Construire la résilience plutôt que bloquer les outils
L’émergence de WormGPT 4 et KawaiiGPT constitue une ligne de fracture vers un marché des services frauduleux, où la sécurité numérique ne peut plus reposer uniquement sur l’analyse comportementale ou la détection syntaxique des courriels malicieux. Ces modèles effacent les signaux faibles, masquent les fautes typiques et généralisent la production de contenus malveillants crédibles. Ce n’est plus la technicité qui détermine la menace, mais la capacité à s’approprier des outils semi-automatiques.
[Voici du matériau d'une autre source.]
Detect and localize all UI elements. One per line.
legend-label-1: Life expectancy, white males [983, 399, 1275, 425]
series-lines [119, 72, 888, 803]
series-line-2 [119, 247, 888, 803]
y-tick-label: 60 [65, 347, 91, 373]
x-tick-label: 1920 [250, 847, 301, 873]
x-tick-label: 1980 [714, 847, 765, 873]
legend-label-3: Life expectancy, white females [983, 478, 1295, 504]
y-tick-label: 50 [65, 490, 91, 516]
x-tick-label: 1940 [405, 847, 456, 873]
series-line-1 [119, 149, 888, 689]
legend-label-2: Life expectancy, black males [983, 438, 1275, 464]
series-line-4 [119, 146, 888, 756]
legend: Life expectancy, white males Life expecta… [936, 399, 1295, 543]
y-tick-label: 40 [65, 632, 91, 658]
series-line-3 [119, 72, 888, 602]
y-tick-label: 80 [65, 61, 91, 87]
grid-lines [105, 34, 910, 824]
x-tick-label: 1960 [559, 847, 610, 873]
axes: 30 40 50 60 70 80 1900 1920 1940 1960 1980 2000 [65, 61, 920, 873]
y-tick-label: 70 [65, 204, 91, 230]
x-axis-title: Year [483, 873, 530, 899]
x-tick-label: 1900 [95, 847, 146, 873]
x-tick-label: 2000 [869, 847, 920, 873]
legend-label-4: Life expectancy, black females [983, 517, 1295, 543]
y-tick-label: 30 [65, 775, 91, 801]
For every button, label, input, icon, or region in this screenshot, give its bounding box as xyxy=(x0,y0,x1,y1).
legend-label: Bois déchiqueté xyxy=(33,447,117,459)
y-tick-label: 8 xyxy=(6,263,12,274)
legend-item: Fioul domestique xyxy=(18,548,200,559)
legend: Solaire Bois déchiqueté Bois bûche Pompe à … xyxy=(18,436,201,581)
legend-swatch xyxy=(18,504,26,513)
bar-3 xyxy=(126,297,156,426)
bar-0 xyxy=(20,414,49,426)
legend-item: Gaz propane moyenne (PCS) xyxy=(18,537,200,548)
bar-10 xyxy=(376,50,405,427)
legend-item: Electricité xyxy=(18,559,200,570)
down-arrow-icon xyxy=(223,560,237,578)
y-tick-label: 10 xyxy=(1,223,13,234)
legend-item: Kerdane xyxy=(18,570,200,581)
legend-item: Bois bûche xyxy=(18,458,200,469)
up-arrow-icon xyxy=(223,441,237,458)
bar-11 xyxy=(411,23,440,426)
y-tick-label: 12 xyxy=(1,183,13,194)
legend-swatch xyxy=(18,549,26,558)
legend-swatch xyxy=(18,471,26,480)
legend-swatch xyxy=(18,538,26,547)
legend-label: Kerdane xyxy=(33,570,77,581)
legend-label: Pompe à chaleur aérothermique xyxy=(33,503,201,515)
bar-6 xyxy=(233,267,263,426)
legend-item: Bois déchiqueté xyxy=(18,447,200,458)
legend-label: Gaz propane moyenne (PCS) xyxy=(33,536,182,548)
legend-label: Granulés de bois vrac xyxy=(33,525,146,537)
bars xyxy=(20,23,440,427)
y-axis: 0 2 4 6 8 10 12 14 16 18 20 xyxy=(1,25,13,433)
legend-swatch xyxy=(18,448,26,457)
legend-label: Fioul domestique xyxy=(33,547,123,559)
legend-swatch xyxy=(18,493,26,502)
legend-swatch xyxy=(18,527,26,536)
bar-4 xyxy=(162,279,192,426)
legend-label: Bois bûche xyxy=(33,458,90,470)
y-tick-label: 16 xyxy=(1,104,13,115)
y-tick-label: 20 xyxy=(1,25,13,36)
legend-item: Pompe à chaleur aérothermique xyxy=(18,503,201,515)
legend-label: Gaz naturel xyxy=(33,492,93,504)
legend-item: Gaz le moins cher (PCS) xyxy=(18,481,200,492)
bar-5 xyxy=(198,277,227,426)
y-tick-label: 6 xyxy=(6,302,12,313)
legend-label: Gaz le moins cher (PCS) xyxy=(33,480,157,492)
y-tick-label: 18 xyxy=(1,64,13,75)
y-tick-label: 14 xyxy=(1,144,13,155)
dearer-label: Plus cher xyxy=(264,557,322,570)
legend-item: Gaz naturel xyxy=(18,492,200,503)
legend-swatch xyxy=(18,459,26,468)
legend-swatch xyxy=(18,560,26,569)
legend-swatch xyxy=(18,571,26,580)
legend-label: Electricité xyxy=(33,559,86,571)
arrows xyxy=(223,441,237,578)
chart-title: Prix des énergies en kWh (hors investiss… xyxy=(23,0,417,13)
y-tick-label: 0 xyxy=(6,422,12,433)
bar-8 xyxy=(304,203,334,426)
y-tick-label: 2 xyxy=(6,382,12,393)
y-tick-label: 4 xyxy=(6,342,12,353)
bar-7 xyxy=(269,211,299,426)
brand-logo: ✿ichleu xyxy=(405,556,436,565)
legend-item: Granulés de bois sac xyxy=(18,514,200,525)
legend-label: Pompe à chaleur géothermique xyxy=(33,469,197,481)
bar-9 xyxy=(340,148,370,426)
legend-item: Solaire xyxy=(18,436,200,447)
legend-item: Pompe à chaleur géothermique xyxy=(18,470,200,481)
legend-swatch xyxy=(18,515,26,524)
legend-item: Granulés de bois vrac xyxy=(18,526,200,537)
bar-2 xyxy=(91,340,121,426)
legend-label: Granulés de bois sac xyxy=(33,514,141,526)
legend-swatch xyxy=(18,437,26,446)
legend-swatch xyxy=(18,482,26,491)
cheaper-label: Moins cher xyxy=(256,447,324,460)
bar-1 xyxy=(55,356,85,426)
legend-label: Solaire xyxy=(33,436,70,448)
Dans ce contexte, la résilience ne passe pas par l’interdiction des modèles, mais par l’adaptation des systèmes de défense à la vitesse, à la fluidité et à la personnalisation de ces nouvelles menaces.
Pour les entreprises, les administrations et les fournisseurs de services, cela signifie un renforcement des contrôles de contenu sortant, une vigilance accrue sur les canaux d’accès aux modèles IA, et une formation continue des équipes sur les nouveaux scénarios d’attaque. L’IA malveillante n’est pas un futur possible, mais un présent opératoire.